また、これは男の宿命なのでしょうが、小便の切れが悪くなってパンツが汚れやすいのが不快です。
あのCMはとても気になります(いまに必要になりそうな気がするので)。
こまめに下着を替えていますがひどくなったら前立腺を検査してもらうつもりです(以前検査して人並み程度で問題なしでした)。

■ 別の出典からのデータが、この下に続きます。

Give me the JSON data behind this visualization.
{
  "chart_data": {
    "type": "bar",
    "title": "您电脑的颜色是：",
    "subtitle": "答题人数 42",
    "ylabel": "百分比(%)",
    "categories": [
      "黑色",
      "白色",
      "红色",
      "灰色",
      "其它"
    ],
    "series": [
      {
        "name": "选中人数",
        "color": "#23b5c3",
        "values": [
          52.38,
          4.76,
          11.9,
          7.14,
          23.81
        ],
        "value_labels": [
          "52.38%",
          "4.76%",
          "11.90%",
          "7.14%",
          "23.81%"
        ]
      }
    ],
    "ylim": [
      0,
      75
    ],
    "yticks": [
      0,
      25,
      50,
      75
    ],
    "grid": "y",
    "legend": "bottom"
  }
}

それよりビールを飲んでもすぐトイレに行きたくなりません。
普通の老人とは違います。
そのかわり朝は利尿性のある高血圧の薬を飲むので忙しくなります。

おはようございます。
情けない話ですが私もお酒やお茶を飲みすぎるとおしっこが”ジョロっ”と出てしまいます。
まだ40にもならないのに、です・・・。
以外に私は老化が早く、それだけ長生きできないのでしょうか?
現に私の父やおじたちは判で押したように短命でしたし・・・。
では、
shinzei拝

shinzei様
私はCMで私だけの悩みではないことを知り、ちょっとほっとしているところです。
人間はやはり生き物で、だんだんしまりのないところも出てくるものなのですねえ。
それも含めての自分ですから仕方ありませんが。